You may notice the calories are slightly higher than skim or low-fat dairy ricotta, however there is a significant reduction in sodium and saturated fat, which are highly inflammatory and contribute to obesity. Additionally, almonds are an excellent source of vitamin E, magnesium, protein and healthy unsaturated fatty acids.
You can use the ricotta right away, but is better after being refrigerated overnight. It will keep in the refrigerator for about 3-4 days; do not freeze.
Vegan Almond Ricotta (Base)
Delicious, tangy, fluffy vegan almond ricotta.

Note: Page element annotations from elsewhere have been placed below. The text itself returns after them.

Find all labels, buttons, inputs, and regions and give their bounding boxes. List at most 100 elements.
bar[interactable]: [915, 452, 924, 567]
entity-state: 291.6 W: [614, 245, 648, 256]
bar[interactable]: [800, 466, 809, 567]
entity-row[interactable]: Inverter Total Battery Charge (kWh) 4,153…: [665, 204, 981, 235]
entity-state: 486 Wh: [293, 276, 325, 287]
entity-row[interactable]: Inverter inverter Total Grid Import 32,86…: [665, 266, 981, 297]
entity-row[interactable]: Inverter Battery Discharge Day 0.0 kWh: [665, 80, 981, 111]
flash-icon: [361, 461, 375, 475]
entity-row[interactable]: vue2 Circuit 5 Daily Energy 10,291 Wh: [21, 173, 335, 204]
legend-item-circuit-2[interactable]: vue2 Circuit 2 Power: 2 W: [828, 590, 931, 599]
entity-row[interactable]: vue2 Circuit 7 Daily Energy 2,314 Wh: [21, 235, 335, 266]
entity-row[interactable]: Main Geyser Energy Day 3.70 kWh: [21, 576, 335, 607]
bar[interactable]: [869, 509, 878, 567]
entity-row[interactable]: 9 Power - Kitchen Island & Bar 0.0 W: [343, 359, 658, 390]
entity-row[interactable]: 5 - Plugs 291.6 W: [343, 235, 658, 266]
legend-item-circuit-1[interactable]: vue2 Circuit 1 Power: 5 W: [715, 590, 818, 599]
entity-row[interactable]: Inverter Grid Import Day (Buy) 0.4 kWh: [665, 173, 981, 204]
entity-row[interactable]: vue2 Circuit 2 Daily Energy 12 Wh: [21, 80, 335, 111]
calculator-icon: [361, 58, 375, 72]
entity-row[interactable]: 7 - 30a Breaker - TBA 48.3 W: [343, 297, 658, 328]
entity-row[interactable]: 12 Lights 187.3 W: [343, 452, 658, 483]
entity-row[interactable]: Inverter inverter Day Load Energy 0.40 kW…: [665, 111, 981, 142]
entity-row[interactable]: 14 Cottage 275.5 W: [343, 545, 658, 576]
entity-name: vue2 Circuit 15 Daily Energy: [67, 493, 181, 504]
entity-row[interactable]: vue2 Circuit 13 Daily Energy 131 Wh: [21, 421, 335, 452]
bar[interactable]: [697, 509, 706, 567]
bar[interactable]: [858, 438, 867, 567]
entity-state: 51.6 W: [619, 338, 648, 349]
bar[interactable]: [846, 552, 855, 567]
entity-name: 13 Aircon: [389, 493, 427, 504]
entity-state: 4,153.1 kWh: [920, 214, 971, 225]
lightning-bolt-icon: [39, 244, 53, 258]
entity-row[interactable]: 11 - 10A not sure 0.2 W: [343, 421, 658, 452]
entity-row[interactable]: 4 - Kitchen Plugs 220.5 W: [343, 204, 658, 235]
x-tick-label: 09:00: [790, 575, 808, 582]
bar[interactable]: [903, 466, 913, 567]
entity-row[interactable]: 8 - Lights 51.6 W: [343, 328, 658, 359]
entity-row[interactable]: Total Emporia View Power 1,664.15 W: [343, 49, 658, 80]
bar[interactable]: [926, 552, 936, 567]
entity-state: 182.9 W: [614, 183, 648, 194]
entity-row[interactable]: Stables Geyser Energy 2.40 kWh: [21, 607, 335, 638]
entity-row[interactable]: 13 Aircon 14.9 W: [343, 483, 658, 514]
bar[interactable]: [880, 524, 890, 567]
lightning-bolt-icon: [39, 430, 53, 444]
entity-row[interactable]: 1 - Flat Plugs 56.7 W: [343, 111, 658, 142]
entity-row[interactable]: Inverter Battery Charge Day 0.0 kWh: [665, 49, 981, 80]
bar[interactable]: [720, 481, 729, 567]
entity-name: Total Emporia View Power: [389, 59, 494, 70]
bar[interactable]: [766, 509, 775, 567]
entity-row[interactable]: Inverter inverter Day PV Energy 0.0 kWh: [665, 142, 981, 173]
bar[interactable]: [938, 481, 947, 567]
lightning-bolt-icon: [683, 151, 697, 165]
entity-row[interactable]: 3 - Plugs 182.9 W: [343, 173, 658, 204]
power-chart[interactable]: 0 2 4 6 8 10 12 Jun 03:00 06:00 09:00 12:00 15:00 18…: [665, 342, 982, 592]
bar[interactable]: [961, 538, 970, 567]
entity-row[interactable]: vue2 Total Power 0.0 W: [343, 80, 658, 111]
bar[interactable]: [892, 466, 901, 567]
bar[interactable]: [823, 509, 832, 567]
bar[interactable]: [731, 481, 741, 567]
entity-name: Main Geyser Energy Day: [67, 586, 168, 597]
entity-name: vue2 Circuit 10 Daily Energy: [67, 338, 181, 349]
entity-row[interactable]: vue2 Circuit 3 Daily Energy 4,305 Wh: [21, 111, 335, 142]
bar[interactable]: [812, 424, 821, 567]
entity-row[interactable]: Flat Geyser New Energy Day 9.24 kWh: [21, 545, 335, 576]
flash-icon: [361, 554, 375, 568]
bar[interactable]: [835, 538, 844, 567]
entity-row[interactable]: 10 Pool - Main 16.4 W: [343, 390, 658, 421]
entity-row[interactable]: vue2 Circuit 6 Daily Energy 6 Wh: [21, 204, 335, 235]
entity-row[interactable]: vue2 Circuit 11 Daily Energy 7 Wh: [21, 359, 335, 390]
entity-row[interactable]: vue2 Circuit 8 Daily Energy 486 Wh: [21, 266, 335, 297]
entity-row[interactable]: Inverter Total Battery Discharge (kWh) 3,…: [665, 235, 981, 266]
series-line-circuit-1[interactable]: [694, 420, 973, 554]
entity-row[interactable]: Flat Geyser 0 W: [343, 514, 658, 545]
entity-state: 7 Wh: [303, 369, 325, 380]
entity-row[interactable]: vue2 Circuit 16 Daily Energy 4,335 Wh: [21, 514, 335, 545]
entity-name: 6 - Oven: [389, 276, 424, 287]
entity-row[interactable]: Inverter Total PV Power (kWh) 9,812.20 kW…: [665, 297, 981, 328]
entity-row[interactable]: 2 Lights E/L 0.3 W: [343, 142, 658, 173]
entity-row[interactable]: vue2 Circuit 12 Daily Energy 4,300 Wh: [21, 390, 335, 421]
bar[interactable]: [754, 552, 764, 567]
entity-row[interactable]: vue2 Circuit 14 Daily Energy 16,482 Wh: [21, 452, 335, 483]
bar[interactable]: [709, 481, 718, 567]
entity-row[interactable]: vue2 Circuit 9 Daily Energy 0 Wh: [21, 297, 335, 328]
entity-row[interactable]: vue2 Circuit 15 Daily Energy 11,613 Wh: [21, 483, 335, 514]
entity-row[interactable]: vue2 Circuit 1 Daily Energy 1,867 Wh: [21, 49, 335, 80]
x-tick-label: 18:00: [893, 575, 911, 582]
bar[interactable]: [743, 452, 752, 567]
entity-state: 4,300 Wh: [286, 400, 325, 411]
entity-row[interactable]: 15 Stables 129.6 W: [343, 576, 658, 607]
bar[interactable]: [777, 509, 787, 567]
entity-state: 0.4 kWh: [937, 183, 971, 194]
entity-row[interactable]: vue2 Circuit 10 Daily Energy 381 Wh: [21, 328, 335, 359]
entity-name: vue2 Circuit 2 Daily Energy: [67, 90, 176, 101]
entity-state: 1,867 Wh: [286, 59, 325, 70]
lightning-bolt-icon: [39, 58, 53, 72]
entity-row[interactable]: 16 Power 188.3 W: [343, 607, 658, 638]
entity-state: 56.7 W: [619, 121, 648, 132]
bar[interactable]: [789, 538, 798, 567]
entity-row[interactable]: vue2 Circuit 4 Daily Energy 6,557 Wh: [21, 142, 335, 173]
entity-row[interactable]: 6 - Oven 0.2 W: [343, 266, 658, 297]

- 1 1/4 cup blanched, soaked almonds
- 5 tbsp lemon juice
- 1 tbsp nutritional yeast
- 3/4 cup water
- salt, to taste
To blanch and skin the almonds:
Add almonds to boiling water for 1 minute.
Strain almonds in colander and rinse with cold water to stop the cooking process. Blot with a towel to dry.
Squeeze the skins off of the almonds and return to a clean bowl. Soak for 2 hours in clean water.
To make the ricotta
Drain and rinse the almonds and add to a food processor or high speed blender.
Add additional ingredients and process until mixed and fluffy. Scrape down sides as needed and adjust salt/seasonings to taste.
- Skip the blanching and soaking process by purchasing slivered almonds, which are already skinned and soaked.
- For use in a sweet application, such as dessert, use this recipe as written as a base. Refrigerate over night and add any additional flavors like lemon, lavender, honey, etc. according to your recipe.
- For use in a savory application, such as lasagna, add 1-2 additional tbsp of nutritional yeast for additional cheesy flavor. Add seasoning and herbs like garlic powder and parsley to taste.